“‘Behold the young wild plum-tree which has adorned herself after immemorial fashion in a wedding-veil of fine lace. The fingers of wood pixies must have woven it, for nothing like it ever came from an earthly loom. I vow the tree is conscious of its loveliness. It is bridling before our very eyes—as if its beauty were not the most ephemeral thing in the woods, as it is the rarest and most exceeding, for today it is and tomorrow it is not. Every south wind purring through the boughs will winnow away a shower of slender petals. But what matter? Today it is queen of the wild places and it is always today in the woods.’”
“I’m sure you feel much better since you’ve got that out of your system,” said Barney heartlessly.
“Here’s a patch of dandelions,” said Valancy, unsubdued. “Dandelions shouldn’t grow in the woods, though. They haven’t any sense of the fitness of things at all. They are too cheerful and self-satisfied. They haven’t any of the mystery and reserve of the real wood-flowers.”
“In short, they’ve no secrets,” said Barney. “But wait a bit. The woods will have their own way even with those obvious dandelions. In a little while all that obtrusive yellowness and complacency will be gone and we’ll find here misty, phantom-like globes hovering over those long grasses in full harmony with the traditions of the forest.”
“That sounds John Fosterish,” teased Valancy.
“What have I done that deserved a slam like that?” complained Barney.
One of the earliest signs of spring was the renaissance of Lady Jane. Barney put her on roads that no other car would look at, and they went through Deerwood in mud to the axles. They passed several Stirlings, who groaned and reflected that now spring was come they would encounter that shameless pair everywhere. Valancy, prowling about Deerwood shops, met Uncle Benjamin on the street; but he did not realise until he had gone two blocks further on that the girl in the scarlet-collared blanket coat, with cheeks reddened in the sharp April air and the fringe of black hair over laughing, slanted eyes, was Valancy. When he did realise it, Uncle Benjamin was indignant. What business had Valancy to look like—like—like a young girl? The way of the transgressor was hard. Had to be. Scriptural and proper. Yet Valancy’s path couldn’t be hard. She wouldn’t look like that if it were. There was something wrong. It was almost enough to make a man turn modernist.

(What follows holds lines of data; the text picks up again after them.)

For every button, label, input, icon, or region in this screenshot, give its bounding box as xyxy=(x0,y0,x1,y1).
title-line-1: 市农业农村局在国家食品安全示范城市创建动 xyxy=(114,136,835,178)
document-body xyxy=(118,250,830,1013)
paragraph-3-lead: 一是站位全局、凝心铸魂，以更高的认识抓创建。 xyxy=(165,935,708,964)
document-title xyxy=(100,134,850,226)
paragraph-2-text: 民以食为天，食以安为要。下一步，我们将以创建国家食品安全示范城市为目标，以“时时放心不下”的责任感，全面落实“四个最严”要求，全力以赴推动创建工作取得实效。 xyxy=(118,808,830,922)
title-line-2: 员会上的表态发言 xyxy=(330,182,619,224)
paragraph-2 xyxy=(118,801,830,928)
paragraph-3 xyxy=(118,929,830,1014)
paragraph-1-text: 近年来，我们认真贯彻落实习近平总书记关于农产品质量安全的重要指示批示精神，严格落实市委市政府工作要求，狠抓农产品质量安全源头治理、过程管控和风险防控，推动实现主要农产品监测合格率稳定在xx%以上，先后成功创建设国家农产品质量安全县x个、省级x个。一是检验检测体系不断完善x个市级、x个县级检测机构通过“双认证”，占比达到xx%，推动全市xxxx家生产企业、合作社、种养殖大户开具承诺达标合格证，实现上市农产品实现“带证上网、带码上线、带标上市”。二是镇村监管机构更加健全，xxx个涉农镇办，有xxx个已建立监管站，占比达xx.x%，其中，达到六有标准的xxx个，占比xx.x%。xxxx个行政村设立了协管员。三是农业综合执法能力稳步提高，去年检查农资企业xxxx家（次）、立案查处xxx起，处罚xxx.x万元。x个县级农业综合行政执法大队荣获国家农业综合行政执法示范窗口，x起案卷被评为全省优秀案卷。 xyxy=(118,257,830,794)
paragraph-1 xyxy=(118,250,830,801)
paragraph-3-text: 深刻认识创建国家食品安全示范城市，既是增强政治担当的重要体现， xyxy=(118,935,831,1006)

Barney and Valancy clanged on to the Port, so that it was dark when they went through Deerwood again. At her old home Valancy, seized with a sudden impulse, got out, opened the little gate and tiptoed around to the sitting-room window. There sat her mother and Cousin Stickles drearily, grimly knitting. Baffling and inhuman as ever. If they had looked the least bit lonesome Valancy would have gone in. But they did not. Valancy would not disturb them for worlds.
[CHAPTER XXXIV]
Valancy had two wonderful moments that spring.